Lis un des passages de l'Evangile qui raconte cet événement (Matthieu 26, 17-29).

 

Matthieu 26

17. Le premier jour des Azymes, les disciples s'approchèrent de Jésus et lui dirent : « Où veux-tu que nous te préparions de quoi manger la Pâque ? »

18. Il dit : « Allez à la ville, chez un tel, et dites-lui : «Le Maître te fait dire : Mon temps est proche, c'est chez toi que je vais faire la Pâque avec mes disciples».

19. Les disciples firent comme Jésus leur avait ordonné et préparèrent la Pâque.

20. Le soir venu, il était à table avec les Douze.

21. Et tandis qu'ils mangeaient, il dit : « En vérité je vous le dis, l'un de vous me livrera. »

22. Fort attristés, ils se mirent chacun à lui dire : « Serait-ce moi, Seigneur ? »

23. Il répondit : « Quelqu'un qui a plongé avec moi la main dans le plat, voilà celui qui va me livrer !

24. Le Fils de l'homme s'en va selon qu'il est écrit de lui ; mais malheur à cet homme-là par qui le Fils de l'homme est livré ! Mieux eût valu pour cet homme-là de ne pas naître ! »

25. A son tour, Judas, celui qui allait le livrer, lui demanda : « Serait-ce moi, Rabbi ? » - « Tu l'as dit », répond Jésus.
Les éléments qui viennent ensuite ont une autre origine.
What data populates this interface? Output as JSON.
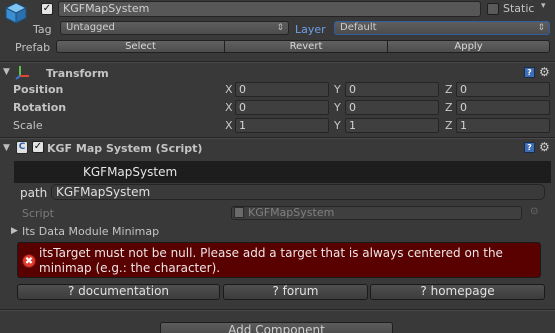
{
  "gameobject": {
    "icon": "gameobject-cube-icon",
    "active": true,
    "name": "KGFMapSystem",
    "static_label": "Static",
    "static_checked": false,
    "tag_label": "Tag",
    "tag_value": "Untagged",
    "layer_label": "Layer",
    "layer_value": "Default",
    "prefab_label": "Prefab",
    "prefab_buttons": [
      "Select",
      "Revert",
      "Apply"
    ]
  },
  "transform": {
    "title": "Transform",
    "icon": "transform-axes-icon",
    "rows": [
      {
        "label": "Position",
        "x": "0",
        "y": "0",
        "z": "0"
      },
      {
        "label": "Rotation",
        "x": "0",
        "y": "0",
        "z": "0"
      },
      {
        "label": "Scale",
        "x": "1",
        "y": "1",
        "z": "1"
      }
    ],
    "axis_labels": [
      "X",
      "Y",
      "Z"
    ]
  },
  "component": {
    "title": "KGF Map System (Script)",
    "enabled": true,
    "icon": "script-icon",
    "panel_title": "KGFMapSystem",
    "path_label": "path",
    "path_value": "KGFMapSystem",
    "script_label": "Script",
    "script_value": "KGFMapSystem",
    "module_label": "Its Data Module Minimap",
    "error_message": "itsTarget must not be null. Please add a target that is always centered on the minimap (e.g.: the character).",
    "buttons": [
      "? documentation",
      "? forum",
      "? homepage"
    ]
  },
  "footer": {
    "add_component_label": "Add Component"
  },
  "colors": {
    "background": "#393939",
    "layer_label": "#6fa0e8",
    "error_bg": "#590000",
    "selection_blue": "#3d6fb8"
  }
}
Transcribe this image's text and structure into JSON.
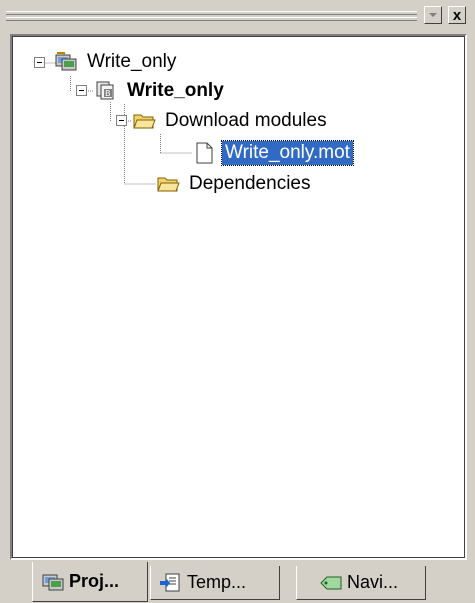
{
  "window": {
    "menu_icon": "dropdown-arrow-icon",
    "close_glyph": "x"
  },
  "tree": {
    "root": {
      "label": "Write_only",
      "icon": "workspace-icon",
      "expanded": true
    },
    "project": {
      "label": "Write_only",
      "icon": "project-icon",
      "expanded": true,
      "bold": true
    },
    "download_folder": {
      "label": "Download modules",
      "icon": "folder-open-icon",
      "expanded": true
    },
    "file": {
      "label": "Write_only.mot",
      "icon": "document-icon",
      "selected": true
    },
    "dependencies": {
      "label": "Dependencies",
      "icon": "folder-open-icon"
    }
  },
  "tabs": [
    {
      "label": "Proj...",
      "icon": "workspace-icon",
      "active": true
    },
    {
      "label": "Temp...",
      "icon": "template-icon",
      "active": false
    },
    {
      "label": "Navi...",
      "icon": "navigation-tag-icon",
      "active": false
    }
  ],
  "colors": {
    "selection": "#316ac5",
    "face": "#d4d0c8",
    "folder": "#f2d46b"
  }
}
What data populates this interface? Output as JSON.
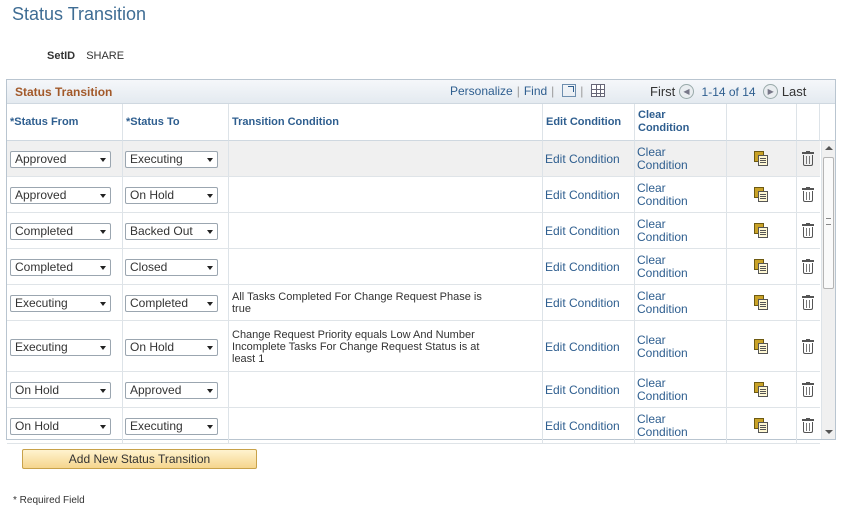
{
  "page": {
    "title": "Status Transition",
    "setid_label": "SetID",
    "setid_value": "SHARE"
  },
  "grid": {
    "title": "Status Transition",
    "nav": {
      "personalize": "Personalize",
      "find": "Find",
      "zoom_icon": "view-all-icon",
      "excel_icon": "download-excel-icon"
    },
    "pager": {
      "first": "First",
      "range": "1-14 of 14",
      "last": "Last"
    },
    "columns": {
      "status_from": "*Status From",
      "status_to": "*Status To",
      "transition_condition": "Transition Condition",
      "edit_condition": "Edit Condition",
      "clear_condition_line1": "Clear",
      "clear_condition_line2": "Condition"
    },
    "rows": [
      {
        "status_from": "Approved",
        "status_to": "Executing",
        "condition_line1": "",
        "condition_line2": "",
        "condition_line3": "",
        "edit": "Edit Condition",
        "clear1": "Clear",
        "clear2": "Condition"
      },
      {
        "status_from": "Approved",
        "status_to": "On Hold",
        "condition_line1": "",
        "condition_line2": "",
        "condition_line3": "",
        "edit": "Edit Condition",
        "clear1": "Clear",
        "clear2": "Condition"
      },
      {
        "status_from": "Completed",
        "status_to": "Backed Out",
        "condition_line1": "",
        "condition_line2": "",
        "condition_line3": "",
        "edit": "Edit Condition",
        "clear1": "Clear",
        "clear2": "Condition"
      },
      {
        "status_from": "Completed",
        "status_to": "Closed",
        "condition_line1": "",
        "condition_line2": "",
        "condition_line3": "",
        "edit": "Edit Condition",
        "clear1": "Clear",
        "clear2": "Condition"
      },
      {
        "status_from": "Executing",
        "status_to": "Completed",
        "condition_line1": "All Tasks Completed For Change Request Phase is",
        "condition_line2": "true",
        "condition_line3": "",
        "edit": "Edit Condition",
        "clear1": "Clear",
        "clear2": "Condition"
      },
      {
        "status_from": "Executing",
        "status_to": "On Hold",
        "condition_line1": "Change Request Priority equals Low And Number",
        "condition_line2": "Incomplete Tasks For Change Request Status is at",
        "condition_line3": "least 1",
        "edit": "Edit Condition",
        "clear1": "Clear",
        "clear2": "Condition"
      },
      {
        "status_from": "On Hold",
        "status_to": "Approved",
        "condition_line1": "",
        "condition_line2": "",
        "condition_line3": "",
        "edit": "Edit Condition",
        "clear1": "Clear",
        "clear2": "Condition"
      },
      {
        "status_from": "On Hold",
        "status_to": "Executing",
        "condition_line1": "",
        "condition_line2": "",
        "condition_line3": "",
        "edit": "Edit Condition",
        "clear1": "Clear",
        "clear2": "Condition"
      }
    ],
    "row_icons": {
      "copy": "copy-row-icon",
      "delete": "delete-row-icon"
    }
  },
  "add_button": "Add New Status Transition",
  "required_note": "* Required Field"
}
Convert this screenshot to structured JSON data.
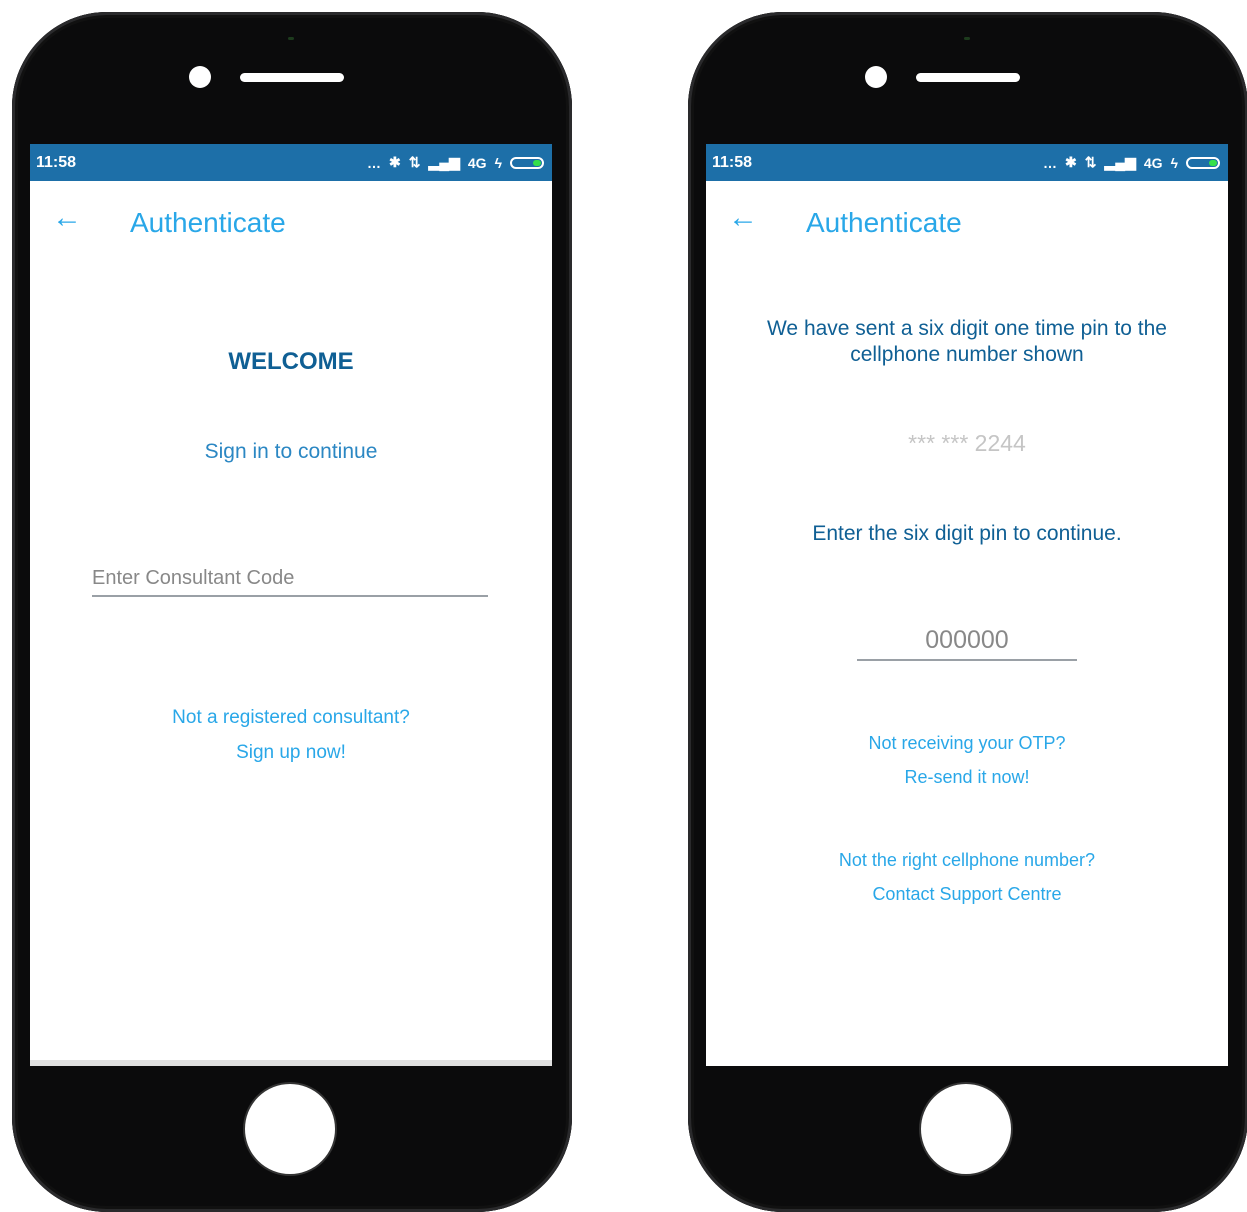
{
  "left_phone": {
    "status_bar": {
      "time": "11:58",
      "network": "4G"
    },
    "header": {
      "title": "Authenticate"
    },
    "welcome": "WELCOME",
    "subtitle": "Sign in to continue",
    "consultant_input": {
      "placeholder": "Enter Consultant Code",
      "value": ""
    },
    "register_prompt": "Not a registered consultant?",
    "signup_link": "Sign up now!"
  },
  "right_phone": {
    "status_bar": {
      "time": "11:58",
      "network": "4G"
    },
    "header": {
      "title": "Authenticate"
    },
    "otp_info": "We have sent a six digit one time pin to the cellphone number shown",
    "masked_number": "*** *** 2244",
    "enter_pin_text": "Enter the six digit pin to continue.",
    "pin_input": {
      "placeholder": "000000",
      "value": ""
    },
    "otp_prompt": "Not receiving your OTP?",
    "resend_link": "Re-send it now!",
    "wrong_number_prompt": "Not the right cellphone number?",
    "support_link": "Contact Support Centre"
  },
  "colors": {
    "status_bar": "#1d6fa8",
    "accent": "#29a7e8",
    "heading": "#0f5f94"
  },
  "icons": {
    "back": "arrow-left-icon",
    "bluetooth": "bluetooth-icon",
    "signal": "signal-icon",
    "battery": "battery-charging-icon"
  }
}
26. Or, tandis qu'ils mangeaient, Jésus prit du pain, le bénit, le rompit et le donna aux disciples en disant : « Prenez, mangez, ceci est mon corps. »

27. Puis, prenant une coupe, il rendit grâces et la leur donna en disant : « Buvez-en tous ;

28. car ceci est mon sang, le sang de l'alliance, qui va être répandu pour une multitude en rémission des péchés.

29. Je vous le dis, je ne boirai plus désormais de ce produit de la vigne jusqu'au jour où je le boirai avec vous, nouveau, dans le Royaume de mon Père. »

 

 

 

Au cours de la Liturgie Eucharistique le prêtre fait mémoire de cet événement et répète les paroles du Christ.